The problem is to multiply a boolean share with an arithmetic share, a commonly used technique in functions such as multiplexing. In my opinion, a straightforward approach would be to convert the boolean share to an arithmetic share and then proceed with the multiplication of the two arithmetic shares, followed by a truncation step (although I can't recall where I read this idea). However, I am curious if there might be a more efficient method available, as I question the necessity of the truncation step.
-
$\begingroup$ Are you in the two-party setting or in the multiparty setting? $\endgroup$– Geoffroy CouteauCommented Sep 4 at 11:35
-
1$\begingroup$ Two-party and I am curious about how to use beaver triple or homomorphic encryption. $\endgroup$– HobbitCommented Sep 4 at 12:18
-
$\begingroup$ I think Beaver triples or homomorphic encryption are an overkill here, a simple oblivious transfer is enough. $\endgroup$– Geoffroy CouteauCommented Sep 5 at 13:24
1 Answer
In the honest-but-curious setting, you can do that using a single oblivious transfer.

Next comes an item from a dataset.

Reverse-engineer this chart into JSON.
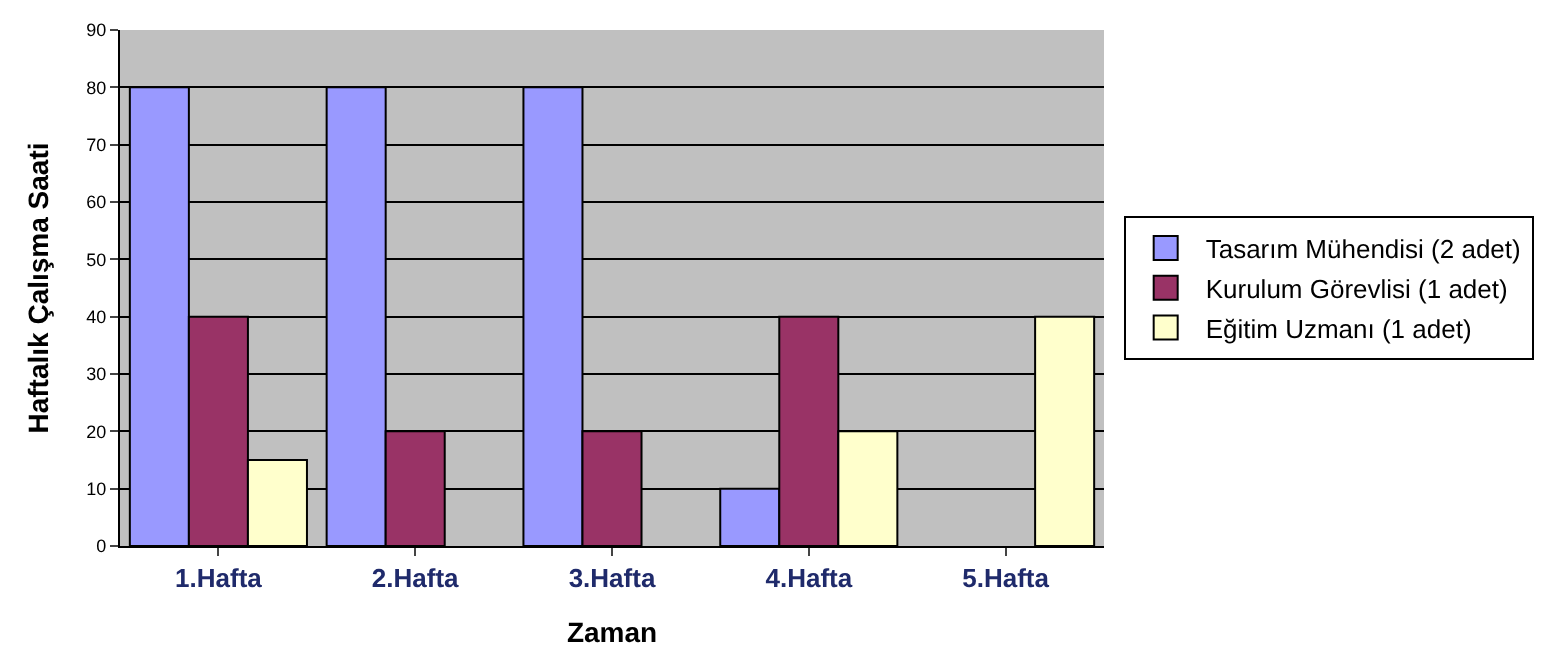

Since you indicated in the comments that you're interested in the two-party setting, here is a solution: let Alice and Bob be two parties with binary shares $(b_A, b_B)$ of a bit $b \in \mathbb{F}_2$ and arithmetic shares $(x_A, x_B)$ of a value $x\in \mathbb{F}$. Their goal is to get additive shares of $y = b\cdot x$ over $\mathbb{F}$.
There is a folklore simple way to do that using oblivious transfer. Here is the idea: you can "arithmetize" $b_A \oplus b_B$ as $b_A + b_B - 2\cdot b_Ab_B$ over an arbitrary larger field (in fact, it works over the integers). Written this way, the equation becomes
$y = (b_A + b_B + 2b_Ab_B)\cdot (x_A+x_B) = b_Ax_A + b_Bx_B + b_A\cdot (1 + 2b_B)x_B$
In this equation, $b_Ax_A$ is known to Alice, and $b_Bx_B$ is know to Bob, so it's easy for the parties to just add these quantities to their share locally. Therefore, the problem reduces to letting Alice and Bob get additive shares of $b_A\cdot (1+2b_B)x_B$. This is easily achieved using a single oblivious transfer:
- Bob samples a random element $r\gets \mathbb{F}$.
- Bob plays the role of the sender in an oblivious transfer protocol, with inputs $(-r, (1+2b_B)x_B-r)$.
- Alice plays the role of the receiver, with selection bit $b_A$.
- At the end of the OT, Alice gets an output $z_A$. Bob sets his output $z_B$ to be $r$.
In the above protocol, if $b_A = 0$, Alice gets $z_A = -r$, hence $z_A + z_B = r-r = 0 = 0\cdot (1+2b_B)x_B$. If $b_A = 1$, Alice gets $z_A = (1+2b_B)x_B-r$, hence $z_A+z_B = (1+2b_B)x_B-r + r = 1\cdot(1+2b_B)x_B$.
In the end, Alice outputs $z_A + b_Ax_A$ and Bob outputs $z_B + b_Bx_B$; they form additive shares over $\mathbb{F}$ of $y = b\cdot x$, as intended.